I read an article on Al Gore's Internet the other day that offered tips to parents about when it's okay to spy on your kids. Check their e-mail. Read their texts. Look in on their Facebook posts. I will admit that all of these things occurred to me before I read the article, but I've never been fully able to do any of those things. Oh, I've peeked over his shoulder from time to time, and I've asked enough questions to make him roll his eyes, but that's not what I was wondering about. What I really wanted to know was: When is it okay to have your child followed?

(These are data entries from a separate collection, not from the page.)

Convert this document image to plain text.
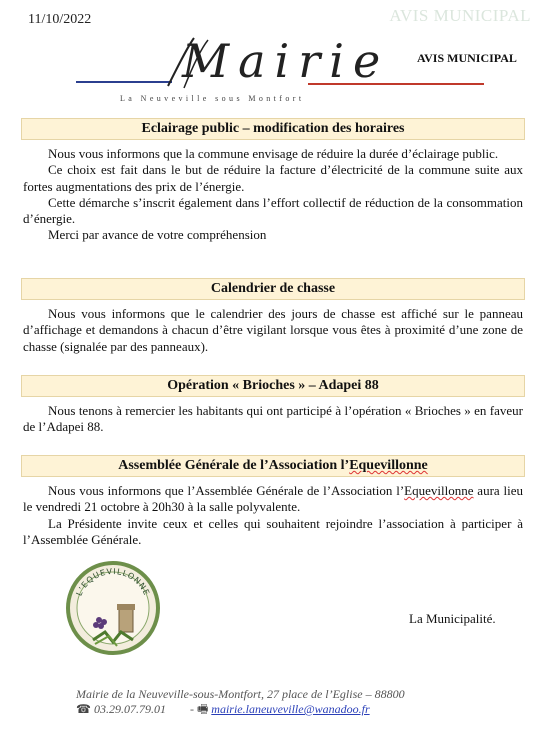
11/10/2022	AVIS MUNICIPAL
Mairie
La Neuveville sous Montfort
AVIS MUNICIPAL
Eclairage public – modification des horaires

Nous vous informons que la commune envisage de réduire la durée d’éclairage public.

Ce choix est fait dans le but de réduire la facture d’électricité de la commune suite aux fortes augmentations des prix de l’énergie.

Cette démarche s’inscrit également dans l’effort collectif de réduction de la consommation d’énergie.

Merci par avance de votre compréhension

Calendrier de chasse

Nous vous informons que le calendrier des jours de chasse est affiché sur le panneau d’affichage et demandons à chacun d’être vigilant lorsque vous êtes à proximité d’une zone de chasse (signalée par des panneaux).

Opération « Brioches » – Adapei 88

Nous tenons à remercier les habitants qui ont participé à l’opération « Brioches » en faveur de l’Adapei 88.

Assemblée Générale de l’Association l’Equevillonne

Nous vous informons que l’Assemblée Générale de l’Association l’Equevillonne aura lieu le vendredi 21 octobre à 20h30 à la salle polyvalente.

La Présidente invite ceux et celles qui souhaitent rejoindre l’association à participer à l’Assemblée Générale.

L’EQUEVILLONNE
La Municipalité.
Mairie de la Neuveville-sous-Montfort, 27 place de l’Eglise – 88800
☎ 03.29.07.79.01 - 🖷 mairie.laneuveville@wanadoo.fr
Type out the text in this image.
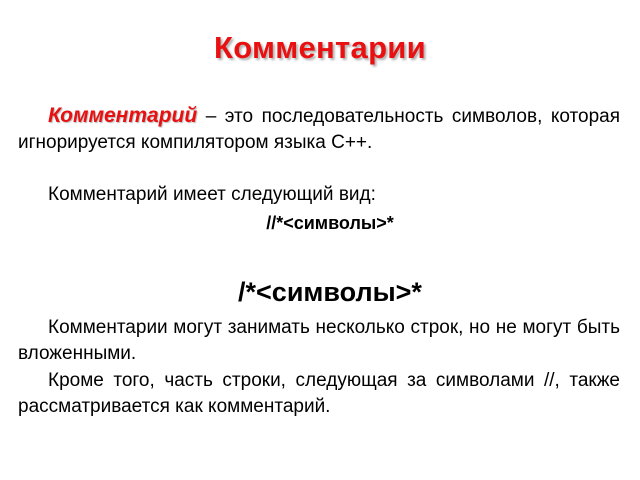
Комментарии
Комментарий – это последовательность символов, которая игнорируется компилятором языка С++.
Комментарий имеет следующий вид:
//*<символы>*
/*<символы>*
Комментарии могут занимать несколько строк, но не могут быть вложенными.
Кроме того, часть строки, следующая за символами //, также рассматривается как комментарий.
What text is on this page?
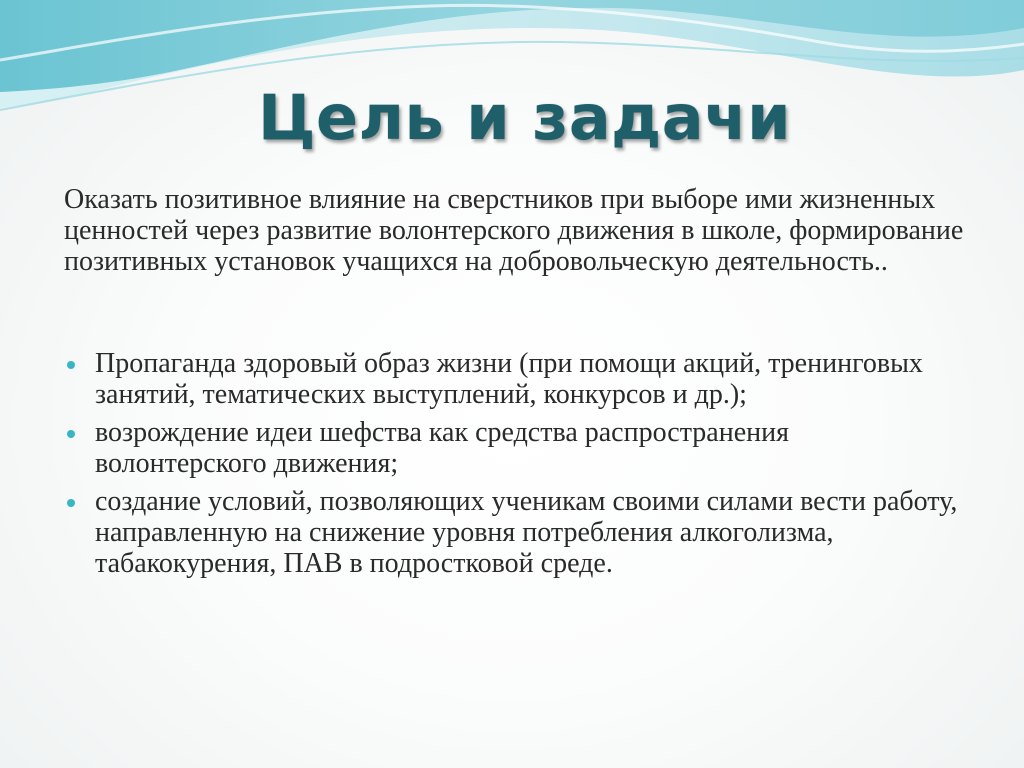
Цель и задачи

Оказать позитивное влияние на сверстников при выборе ими жизненных ценностей через развитие волонтерского движения в школе, формирование позитивных установок учащихся на добровольческую деятельность..

Пропаганда здоровый образ жизни (при помощи акций, тренинговых занятий, тематических выступлений, конкурсов и др.);
возрождение идеи шефства как средства распространения волонтерского движения;
создание условий, позволяющих ученикам своими силами вести работу, направленную на снижение уровня потребления алкоголизма, табакокурения, ПАВ в подростковой среде.
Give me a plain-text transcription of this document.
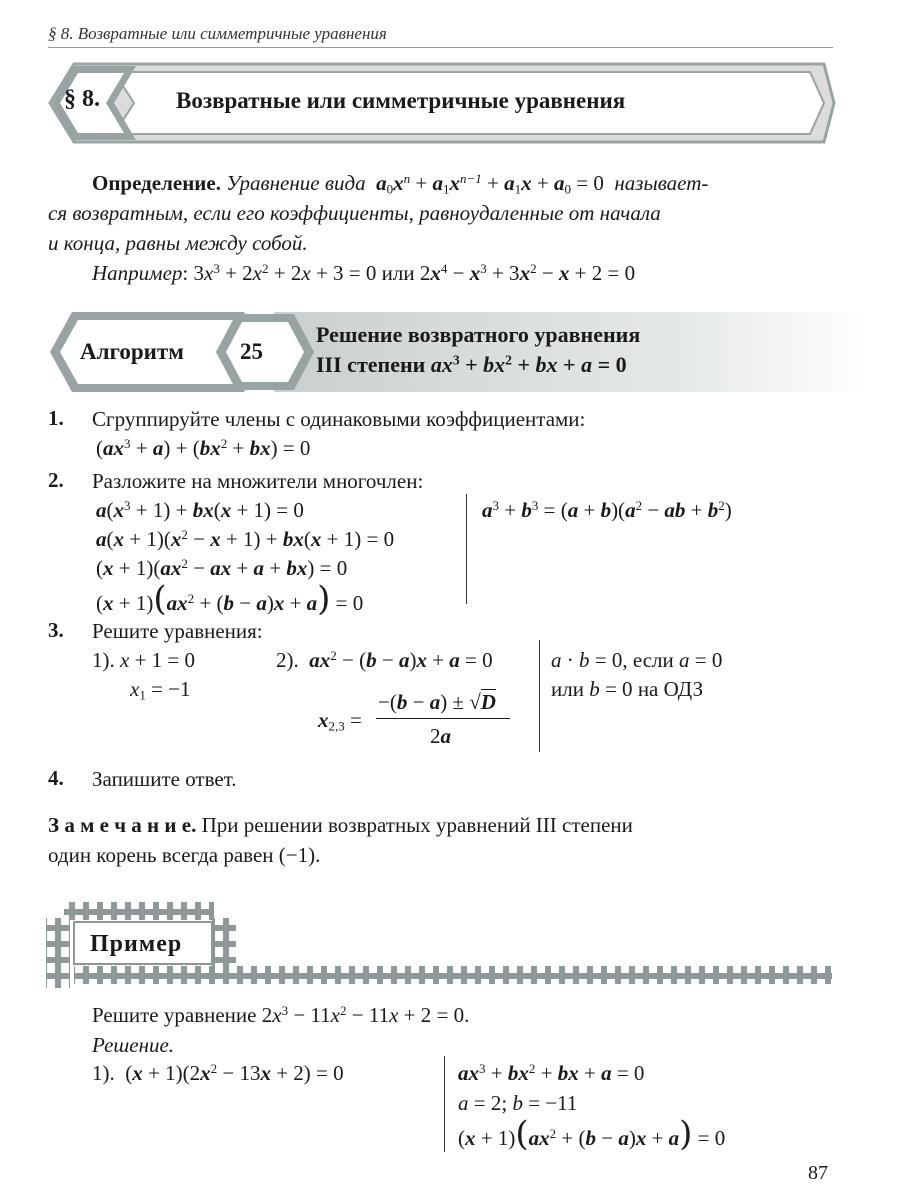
§ 8. Возвратные или симметричные уравнения
§ 8.	Возвратные или симметричные уравнения
Определение. Уравнение вида $a_0x^n + a_1x^{n-1} + a_1x + a_0 = 0$  называет-
ся возвратным, если его коэффициенты, равноудаленные от начала
и конца, равны между собой.
Например: $3x^3 + 2x^2 + 2x + 3 = 0$ или $2x^4 - x^3 + 3x^2 - x + 2 = 0$
Алгоритм 25
Решение возвратного уравнения
III степени $ax^3 + bx^2$ + bx + a = 0
1. Сгруппируйте члены с одинаковыми коэффициентами:
$(ax^3 + a) + (bx^2 + bx) = 0$
2. Разложите на множители многочлен:
$a(x^3 + 1) + bx(x + 1) = 0$
$a(x + 1)(x^2 - x + 1) + bx(x + 1) = 0$
$(x + 1)(ax^2$ − ax + a + bx) = 0
$(x + 1)(ax^2 + (b - a)x + a) = 0$
$a^3 + b^3 = (a + b)(a^2$ − ab + $b^2$)
3. Решите уравнения:
1). x + 1 = 0
$x_1 = -1$
2). $ax^2 - (b - a)x + a = 0$
$x_{2,3}$ =
−(b − a) ± √D
2a
a · b = 0, если a = 0
или b = 0 на ОДЗ
4. Запишите ответ.
З а м е ч а н и е. При решении возвратных уравнений III степени
один корень всегда равен (−1).
Пример
Решите уравнение $2x^3 - 11x^2 - 11x + 2 = 0$.
Решение.
1).  $(x + 1)(2x^2 - 13x + 2) = 0$	$ax^3 + bx^2$ + bx + a = 0
a = 2; b = −11
$(x + 1)(ax^2 + (b - a)x + a) = 0$
87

Not that I'm terrifically worried about the things my son is getting himself into, but his world did just expand in a profound way. His mother has walked with him to each of the last ten plus years' first day of school. This year, she walked him up to the bus stop. The bus came. He got on, and he was gone. He's halfway across town, doing those things that freshman do in their first week of high school. He's got his friends. He's got his schedule. He's got his life. His mom and I catch up at dinner time.
It's not that different from middle school, but we feel it. It's only been a week, and I've already heard the phrase, "I don't want to talk about it" three times. We're used to hearing everything. Last year we got exasperated updates about the girls in his life. Now we've been relegated to a "need-to-know" basis. He has friends who can carry his confidences. He has four or five different devices to establish communication with his peers. Not that he would use our land line to accept any calls, but every so often one sneaks through. If I wanted to know, I could always check caller ID. There's nothing too nefarious going on. Getting his PE locker, finding his classes, negotiating the minefields of teen romance.
Check that. Maybe it's not too late to hire a private investigator.